College students face additional stressors. They include lesson pressures, extracurricular, and financial challenges. As a result, it is easy to become socially disconnected and risk major depressive disorders. The signs of being healthy include:
You balance your alone and social time without overdoing it. You know how to strike a balance between connecting with friends and caring for yourself
You are assertive without being aggressive. In ugly situations, you communicate your needs and set healthy boundaries without experiencing negative emotions
You can be yourself and remain comfortable in your skin. In other words, you feel a sense of meaning and belonging in who you are, and you don’t feel ashamed or afraid of exclusion
You treat others with respect, and you don’t bring people down to improve how you feel
You don’t let the pressures of life affect how you have fun. Despite all odds, you make time for interactions and fun activities with others
You have a strong social network to lean on in times of need. Not only this, but you are part of a community
The signs above are the ways to know whether you are socially healthy or not. If none applies to you, work on yourself. Follow these tips to stay healthy in college:
Join a Club or Community
The educational environment is one of the best places to make friends. It is even easier if you live on campus. If you do, join a club and connect with people that share common interests. Attend social events on the weekend and walk into rooms to interact with people. Make the first move and have fun.
The secret to making friends is to keep an open mind. So, when you attend an event, say more yes than no. It can lead to discovering new friends or hobbies. You can also volunteer a few times a week.
There are lots of social media platforms you can join to connect with peers. Besides campus pages, explore external forums for reach outside the school environment. Try video and text chatting, games, and discussion forums.

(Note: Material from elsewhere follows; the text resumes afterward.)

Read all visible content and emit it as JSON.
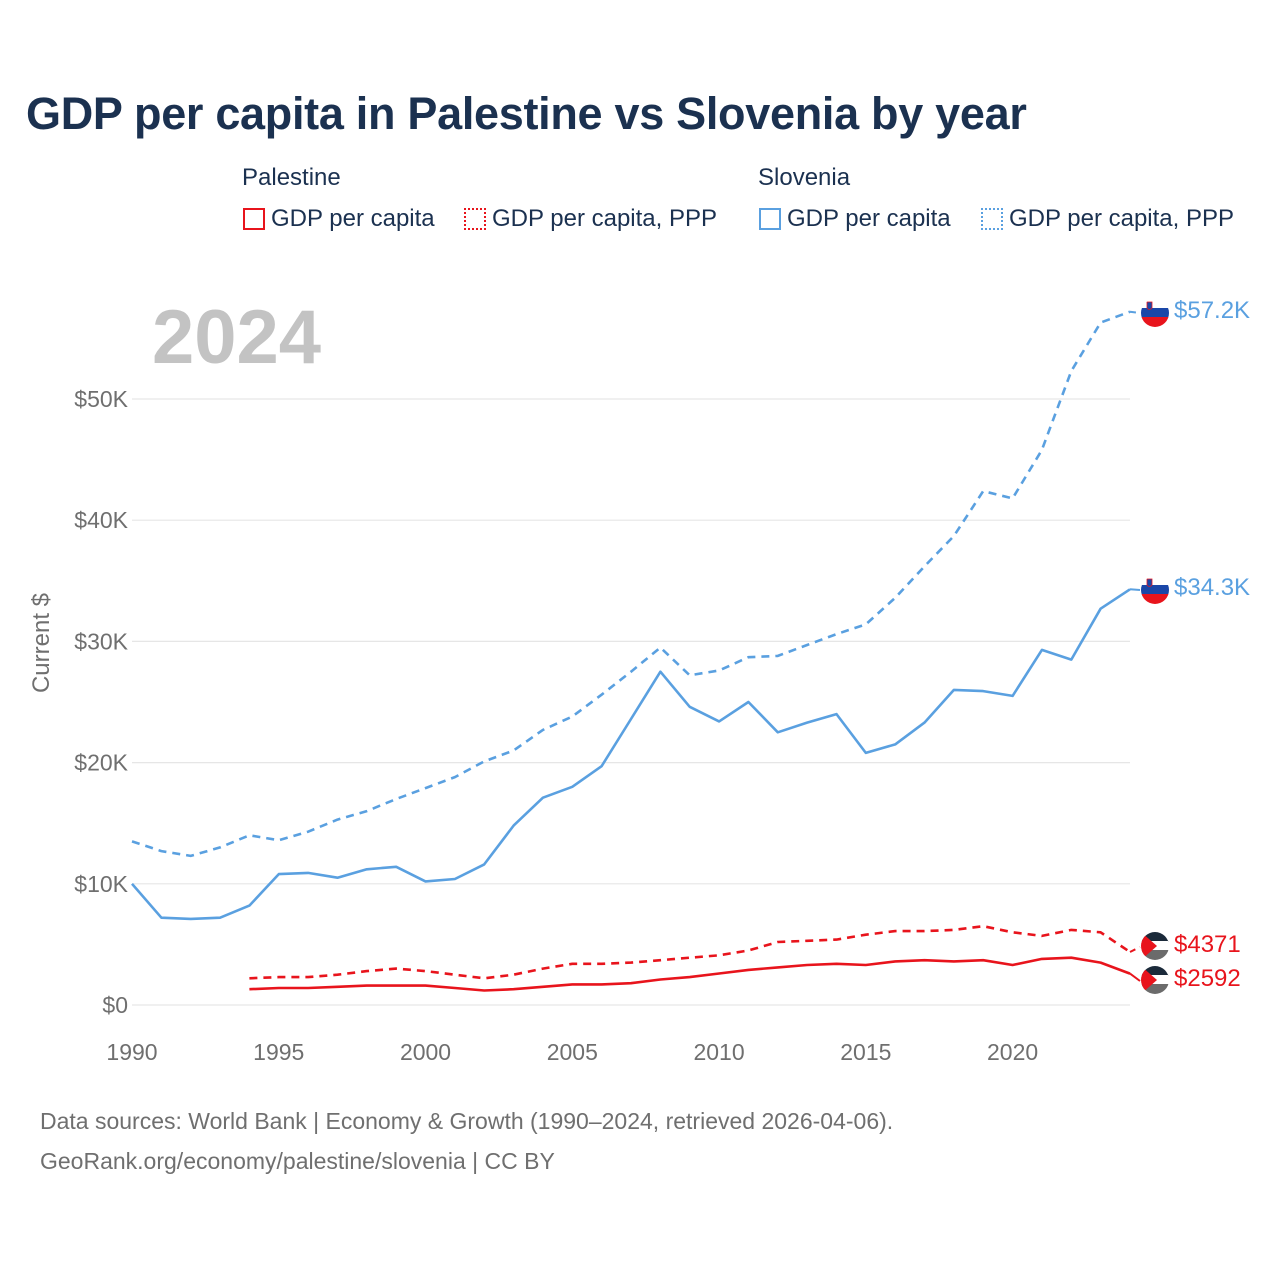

News places encourage interactions. Travel exposes you to different people and cultures. It also provides an opportunity to remain physically active. In the process, talk to people and develop your friendship.
Find a Hobby
Practicing something you like can help you meet new people. If you enjoy bird watching, get out there and meet people who like doing the same. Apart from hobbies, learn something new.
Staying social has a lot of mental and physical benefits. But in your attempt to forge connections, practice self-care. Also, take things slowly. Don’t rush to have deep, life-altering conversations with everyone. Have boundaries, but don’t set the bars so high. Improve your communication skills and commitments and focus on quality connections, not quantity.